On the day the Supreme Court ruling was promulgated, David Cole of the Center for Constitutional Rights, counsel for the Humanitarian Law Project, after which we patterned our own Center for International Law, declared: “According to today’s Supreme Court decision, advocating for human rights and peace can be prosecuted as a ‘terrorist’ crime, punishable by 15 years imprisonment. Under this ruling, it does not matter that the speaker intends to support only nonviolent activity, and indeed seeks to discourage a resort to violence. It does not matter if the speech in fact convinces its listeners to abandon violence.”
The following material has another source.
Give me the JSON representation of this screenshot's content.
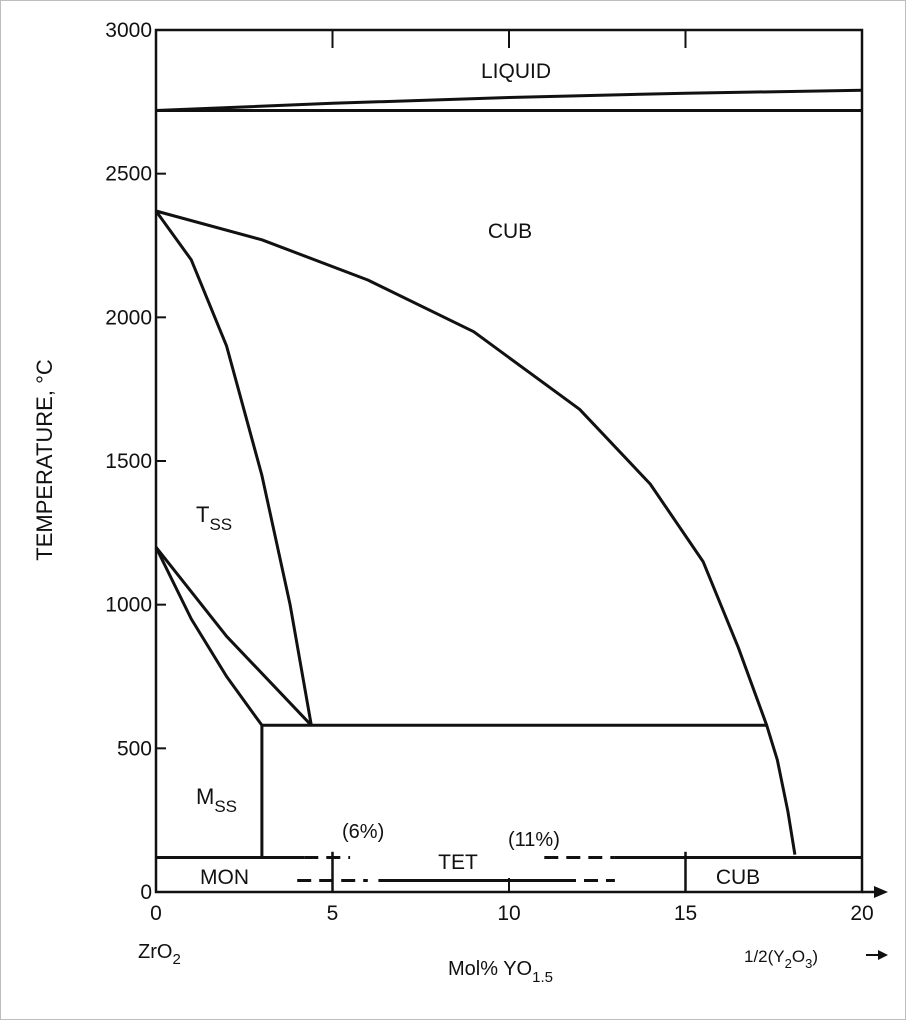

It would seem hence that while the US Supreme Court may be credited for strengthening the binding nature of IHL by ruling that the war against terror is governed by international law, it nonetheless stunted efforts by civil society to promote peace by encouraging fightersto lay their arms and resort to the rule of law instead. “You win some, and lose some,” as the saying goes.
Meanwhile, back home, President Nonoy Aquino, son of democracy icons Ninoy and Cory Aquino, ironically declared that the notorious Human Security Act will be amended to do away with the requirement of notice as a precondition for surveillance. As stated by Senate President Juan Ponce Enrile, principal author of the law, he is not aware that there was this provision in the law, a view which I confirm. Nonetheless, heed must be given to the warning given by the UN Special Rapporteur on the protection and promotion of human rights and fundamental freedoms while countering terrorism:: “respect for human rights is a cornerstone of any successful fight against terrorism”.
Kudos too to my two favorite Senators, Mirian Defensor-Santiago and Loren Legarda, for successfully sheperding the Senate concurrence of the Rome Statute of the International Criminal Court through the sub-committee level. There could be no better way to celebrate IHL month than becoming a state party to the ICC!